I am devastated that I don’t get to parent my children the way my parents were able to parent me, under conditions (safety, resources, access) finally revealed to me as embodying such extraordinary privilege that it must now be the work of my lifetime to rebalance. In my more exhausted moments, I also find myself drained by a repetitive internal battle with deep feelings of blame towards those whose political apathy, complacency, and negligence made space — culturally and electorally — for my friends and I to inherit a world order collapsing under the weight of exploitation and negligence.
What galls more than anything, though, is the fact that none of these changes are naturally occurring, and — unlike the clouds rolling in on my otherwise sunny, productive day — they are not forces beyond our control. They are all the direct result of greed, and of a sad, disconnected worldview that prioritizes wealth accumulation over the joys and dignities of a life lived in balance with each other and with our natural world.
This is all so obvious that I am almost embarrassed to put it so simply, but in this time of unbearable confusion I feel called, more than ever, to use words to cut through the noise: it doesn’t have to be this way. Society is simply the product of our individual and collective imaginations and our willingness to act upon the visions they produce. If we can imagine a better world for our own children to inherit from us, then we must bring that world into being or live as accomplices to its destruction.

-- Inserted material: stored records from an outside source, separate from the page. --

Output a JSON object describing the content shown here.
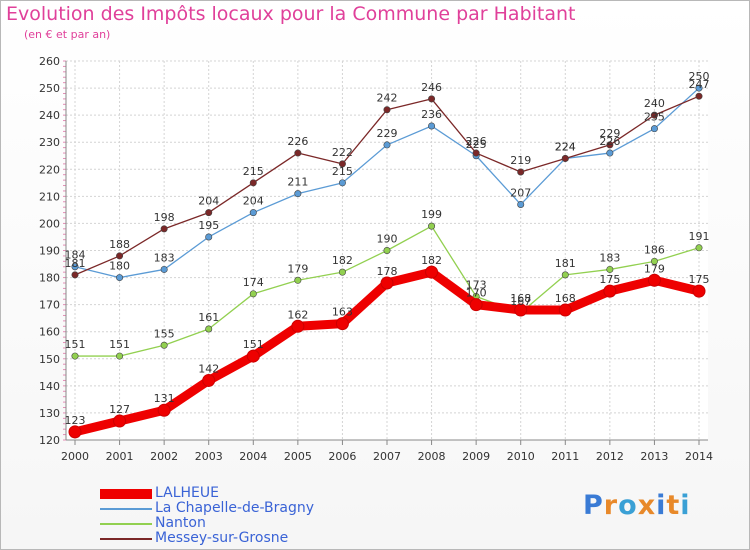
{
  "header": {
    "title": "Evolution des Impôts locaux pour la Commune par Habitant",
    "subtitle": "(en € et par an)"
  },
  "logo_text": "Proxiti",
  "chart_data": {
    "type": "line",
    "title": "Evolution des Impôts locaux pour la Commune par Habitant",
    "subtitle": "(en € et par an)",
    "xlabel": "",
    "ylabel": "",
    "categories": [
      "2000",
      "2001",
      "2002",
      "2003",
      "2004",
      "2005",
      "2006",
      "2007",
      "2008",
      "2009",
      "2010",
      "2011",
      "2012",
      "2013",
      "2014"
    ],
    "ylim": [
      120,
      260
    ],
    "yticks": [
      120,
      130,
      140,
      150,
      160,
      170,
      180,
      190,
      200,
      210,
      220,
      230,
      240,
      250,
      260
    ],
    "grid": true,
    "legend_position": "bottom",
    "series": [
      {
        "name": "LALHEUE",
        "color": "#ee0000",
        "values": [
          123,
          127,
          131,
          142,
          151,
          162,
          163,
          178,
          182,
          170,
          168,
          168,
          175,
          179,
          175
        ]
      },
      {
        "name": "La Chapelle-de-Bragny",
        "color": "#5b9bd5",
        "values": [
          184,
          180,
          183,
          195,
          204,
          211,
          215,
          229,
          236,
          225,
          207,
          224,
          226,
          235,
          250
        ]
      },
      {
        "name": "Nanton",
        "color": "#92d050",
        "values": [
          151,
          151,
          155,
          161,
          174,
          179,
          182,
          190,
          199,
          173,
          167,
          181,
          183,
          186,
          191
        ]
      },
      {
        "name": "Messey-sur-Grosne",
        "color": "#7b2828",
        "values": [
          181,
          188,
          198,
          204,
          215,
          226,
          222,
          242,
          246,
          226,
          219,
          224,
          229,
          240,
          247
        ]
      }
    ]
  }
}
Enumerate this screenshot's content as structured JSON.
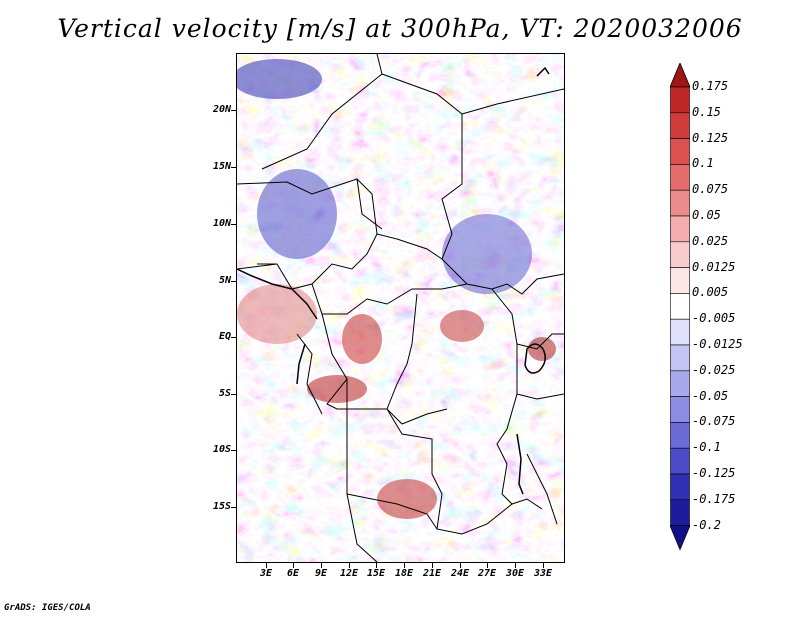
{
  "title": "Vertical velocity [m/s] at 300hPa, VT: 2020032006",
  "footer": "GrADS: IGES/COLA",
  "map": {
    "lat_labels": [
      "20N",
      "15N",
      "10N",
      "5N",
      "EQ",
      "5S",
      "10S",
      "15S"
    ],
    "lon_labels": [
      "3E",
      "6E",
      "9E",
      "12E",
      "15E",
      "18E",
      "21E",
      "24E",
      "27E",
      "30E",
      "33E"
    ]
  },
  "colorbar": {
    "labels": [
      "0.175",
      "0.15",
      "0.125",
      "0.1",
      "0.075",
      "0.05",
      "0.025",
      "0.0125",
      "0.005",
      "-0.005",
      "-0.0125",
      "-0.025",
      "-0.05",
      "-0.075",
      "-0.1",
      "-0.125",
      "-0.175",
      "-0.2"
    ],
    "colors": [
      "#a01414",
      "#c02828",
      "#d03c3c",
      "#dc5050",
      "#e46c6c",
      "#ec8c8c",
      "#f4acac",
      "#f8cccc",
      "#fce6e6",
      "#ffffff",
      "#e0e0fc",
      "#c4c4f4",
      "#a8a8ec",
      "#8c8ce4",
      "#6c6cd8",
      "#4c4cc8",
      "#3030b4",
      "#1c1c9c",
      "#10108a"
    ]
  }
}
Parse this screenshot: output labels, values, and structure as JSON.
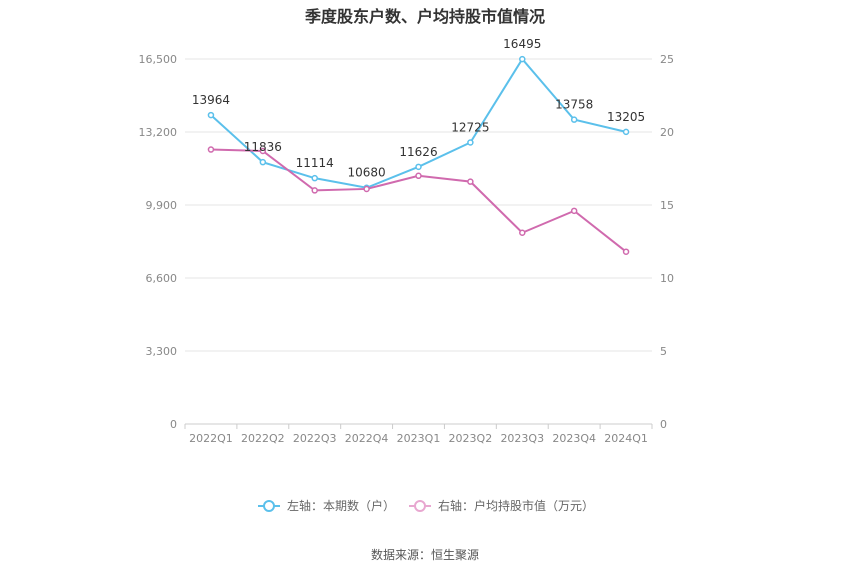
{
  "chart_data": {
    "type": "line",
    "title": "季度股东户数、户均持股市值情况",
    "categories": [
      "2022Q1",
      "2022Q2",
      "2022Q3",
      "2022Q4",
      "2023Q1",
      "2023Q2",
      "2023Q3",
      "2023Q4",
      "2024Q1"
    ],
    "left_axis": {
      "ylim": [
        0,
        16500
      ],
      "ticks": [
        "0",
        "3,300",
        "6,600",
        "9,900",
        "13,200",
        "16,500"
      ]
    },
    "right_axis": {
      "ylim": [
        0,
        25
      ],
      "ticks": [
        "0",
        "5",
        "10",
        "15",
        "20",
        "25"
      ]
    },
    "series": [
      {
        "name": "左轴：本期数（户）",
        "axis": "left",
        "color": "#5bc0eb",
        "values": [
          13964,
          11836,
          11114,
          10680,
          11626,
          12725,
          16495,
          13758,
          13205
        ],
        "labels": [
          "13964",
          "11836",
          "11114",
          "10680",
          "11626",
          "12725",
          "16495",
          "13758",
          "13205"
        ]
      },
      {
        "name": "右轴：户均持股市值（万元）",
        "axis": "right",
        "color": "#d06aae",
        "values": [
          18.8,
          18.7,
          16.0,
          16.1,
          17.0,
          16.6,
          13.1,
          14.6,
          11.8
        ]
      }
    ],
    "grid": true,
    "legend_position": "bottom"
  },
  "source": "数据来源：恒生聚源"
}
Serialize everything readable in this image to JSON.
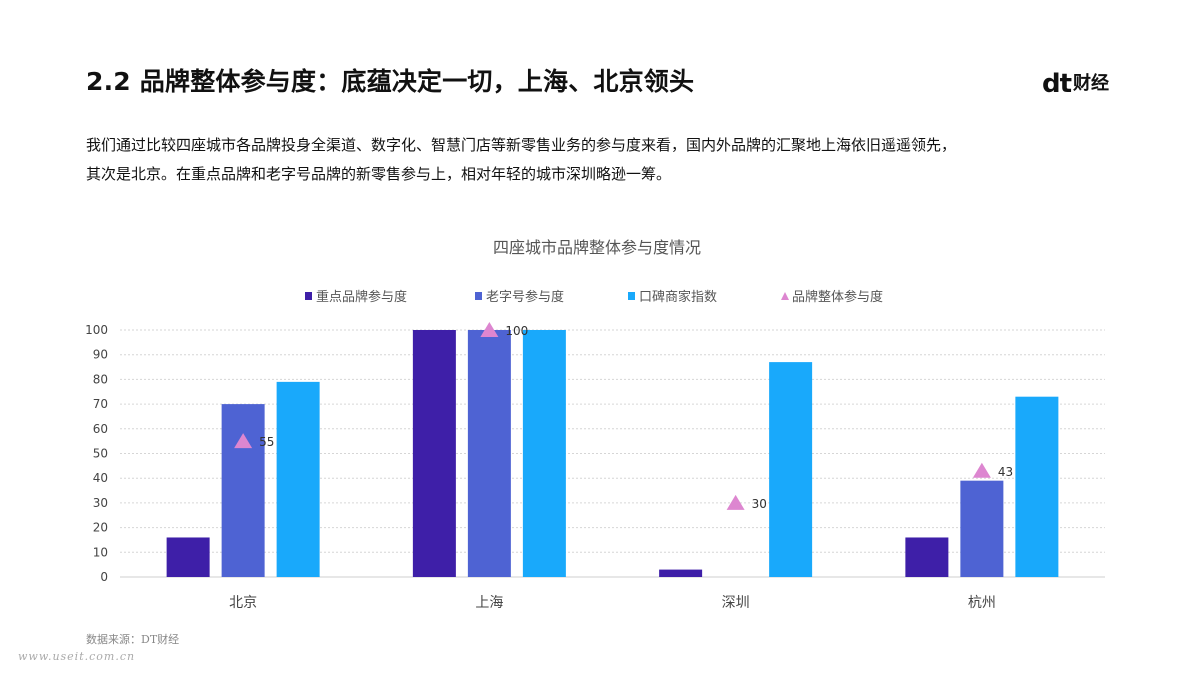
{
  "header": {
    "title": "2.2 品牌整体参与度：底蕴决定一切，上海、北京领头",
    "logo_mark": "dt",
    "logo_text": "财经"
  },
  "description": {
    "line1": "我们通过比较四座城市各品牌投身全渠道、数字化、智慧门店等新零售业务的参与度来看，国内外品牌的汇聚地上海依旧遥遥领先，",
    "line2": "其次是北京。在重点品牌和老字号品牌的新零售参与上，相对年轻的城市深圳略逊一筹。"
  },
  "footer": {
    "source": "数据来源：DT财经",
    "watermark": "www.useit.com.cn"
  },
  "chart_data": {
    "type": "bar",
    "title": "四座城市品牌整体参与度情况",
    "categories": [
      "北京",
      "上海",
      "深圳",
      "杭州"
    ],
    "ylim": [
      0,
      100
    ],
    "yticks": [
      0,
      10,
      20,
      30,
      40,
      50,
      60,
      70,
      80,
      90,
      100
    ],
    "grid": true,
    "legend_position": "top",
    "series": [
      {
        "name": "重点品牌参与度",
        "kind": "bar",
        "color": "#3e1fa8",
        "values": [
          16,
          100,
          3,
          16
        ]
      },
      {
        "name": "老字号参与度",
        "kind": "bar",
        "color": "#4e63d3",
        "values": [
          70,
          100,
          0,
          39
        ]
      },
      {
        "name": "口碑商家指数",
        "kind": "bar",
        "color": "#19a9fb",
        "values": [
          79,
          100,
          87,
          73
        ]
      },
      {
        "name": "品牌整体参与度",
        "kind": "marker-triangle",
        "color": "#dd86d0",
        "values": [
          55,
          100,
          30,
          43
        ]
      }
    ]
  }
}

My daughter’s friend has a hilarious t-shirt that reads, “This nap is not going to take itself.” The first responders who so bravely, brilliantly, and strategically contained Monday’s fire did not clasp their hands, furrow their brows, talk to their friends, post on Facebook, and simply hope that the trees’ desire to live would outweigh the fire’s desire to burn. Like my daughter’s friend, they know that this fire was not, according to its very nature, going to fight itself. They coordinated and acted according to best practices. They were trained, they made a plan, they executed upon that plan and they most certainly must have adapted that plan to circumstances that changed moment by moment. They were, thankfully, successful.
While we continue to show boundless gratitude to all first responders for endangering their own lives to bring expertise and dedication to the matter of protecting us from imminent physical harm, we must also shift our own self-perception and recognize that each and every one of us is, in fact, on the front lines of a democracy in peril. If we are not grabbing a bucket, then we are lighting a match.
The deep, tectonic work of rebuilding — and reimagining — what has been destroyed over the last four years will be the work of our lifetimes. For the next four months, though, the work is as concrete and personal as Smokey the Bear’s exhortations for each of us: ONLY YOU.